Emergency services ‘should have broken the rules’ to help on night of Manchester Arena attack
Video report by ITV Granada Reports lead correspondent, Elaine Willcox.
The husband of one of the 22 people killed in the Manchester Arena bombing says emergency services "should have broken the rules" on the night of the attack.
Steven Howe, who lost his wife Alison when a suicide bomber detonated a device after an Ariana Grande concert in May 2017.
He told how he was outside asking ambulance staff why they were not entering the arena to help the hundreds of victims caught up in the atrocity.
"The police had surrounded the arena and they wouldn't let anybody in", he explained.
"We've said it many times but we should've just got past them, really, and helped out.
"There were queues of ambulances so maybe some of the ambulance staff and firemen should've just broke the rules and gone in. I bet a lot of them wished they had."
A damning second report released on Thursday found “inadequacies” in the emergency response that night meant at least one person could have been saved.
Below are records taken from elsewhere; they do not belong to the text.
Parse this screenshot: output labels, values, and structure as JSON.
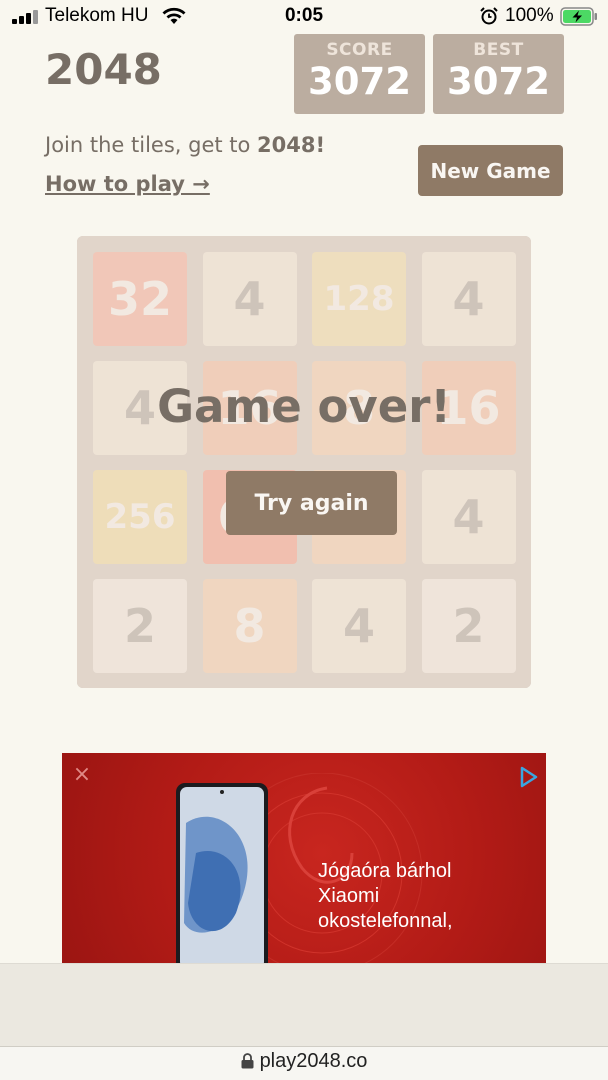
{
  "status_bar": {
    "carrier": "Telekom HU",
    "time": "0:05",
    "battery": "100%"
  },
  "header": {
    "logo": "2048",
    "score_label": "SCORE",
    "score_value": "3072",
    "best_label": "BEST",
    "best_value": "3072",
    "intro_prefix": "Join the tiles, get to ",
    "intro_bold": "2048!",
    "how_to_play": "How to play →",
    "new_game": "New Game"
  },
  "board": {
    "rows": [
      [
        "32",
        "4",
        "128",
        "4"
      ],
      [
        "4",
        "16",
        "8",
        "16"
      ],
      [
        "256",
        "64",
        "8",
        "4"
      ],
      [
        "2",
        "8",
        "4",
        "2"
      ]
    ],
    "colors": {
      "board_bg": "#bbada0",
      "tile_2": "#eee4da",
      "tile_4": "#ede0c8",
      "tile_8": "#f2b179",
      "tile_16": "#f59563",
      "tile_32": "#f67c5f",
      "tile_64": "#f65e3b",
      "tile_128": "#edcf72",
      "tile_256": "#edcc61"
    }
  },
  "game_over": {
    "message": "Game over!",
    "try_again": "Try again"
  },
  "ad": {
    "close_icon": "close-icon",
    "choice_icon": "ad-choices-icon",
    "lines": [
      "Jógaóra bárhol",
      "Xiaomi",
      "okostelefonnal,"
    ]
  },
  "browser": {
    "url": "play2048.co"
  }
}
A “lack of communication” between services meant paramedics and fire crews were not deployed and instead both rescuers and those injured were left hearing “sirens of the ambulances outside”, the report concluded.
Emergency services chiefs have apologised for their “wholly inadequate and totally ineffective” response and vowed that their failures “will never happen again”.
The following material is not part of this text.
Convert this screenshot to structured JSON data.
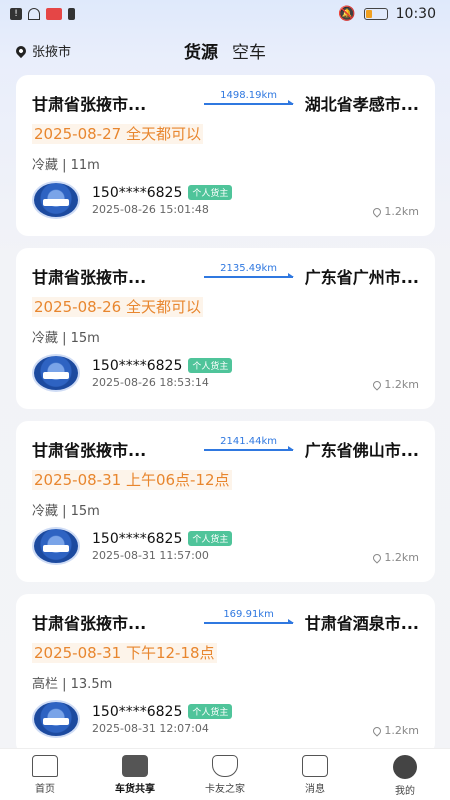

Alison, who was 45 when she died and from Royton, Oldham, was at the arena with her friend Lisa Lees to collect their daughters.
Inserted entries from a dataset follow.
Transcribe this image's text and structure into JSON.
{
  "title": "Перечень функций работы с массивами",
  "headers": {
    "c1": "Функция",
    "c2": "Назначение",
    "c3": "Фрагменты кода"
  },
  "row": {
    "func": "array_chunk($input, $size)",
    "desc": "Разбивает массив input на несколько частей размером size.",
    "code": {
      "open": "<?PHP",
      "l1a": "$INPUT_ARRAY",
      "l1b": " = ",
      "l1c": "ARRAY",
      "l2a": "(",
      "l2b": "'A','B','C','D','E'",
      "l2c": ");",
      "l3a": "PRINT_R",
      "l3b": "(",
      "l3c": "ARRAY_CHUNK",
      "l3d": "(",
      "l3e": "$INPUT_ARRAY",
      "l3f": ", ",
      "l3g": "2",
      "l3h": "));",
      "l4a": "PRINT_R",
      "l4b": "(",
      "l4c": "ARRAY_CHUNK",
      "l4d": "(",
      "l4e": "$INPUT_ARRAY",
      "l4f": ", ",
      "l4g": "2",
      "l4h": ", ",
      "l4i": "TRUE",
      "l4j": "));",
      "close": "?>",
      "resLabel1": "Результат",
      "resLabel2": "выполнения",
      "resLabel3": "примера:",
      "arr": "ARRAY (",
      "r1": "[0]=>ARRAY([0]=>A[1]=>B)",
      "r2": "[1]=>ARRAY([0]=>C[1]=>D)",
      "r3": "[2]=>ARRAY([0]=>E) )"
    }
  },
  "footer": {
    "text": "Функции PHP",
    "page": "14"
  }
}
The mother-of-six was three metres away from suicide bomber Salman Abedi when he detonated an explosive device. She died alongside her friend.
Just three paramedics went into the scene of the blast and the fire service did not help for more than two hours.
Steve does not blame those on the frontline and says it is the people in charge who have questions to answer.
On Thursday, the father-of-six described the Arena public inquiry as "a complete and utter waste of time."
He said: "If they'd have held their hands up within weeks and said we've made loads of mistakes I think we would have felt better.
"But after six years, I feel worse than the day after it happened."
Steven and his family are now looking to the future, as they try to come to terms with the inquiry findings, and says they still live like Alison is still alive.
"You'd never dream that your wife would leave at 5 o'clock with your daughter and not come back at 10 o'clock, would you?", he said.
"The thought of that night will never get any easier, but as a family you've just got to crack on and that's what Alison would've wanted us to do."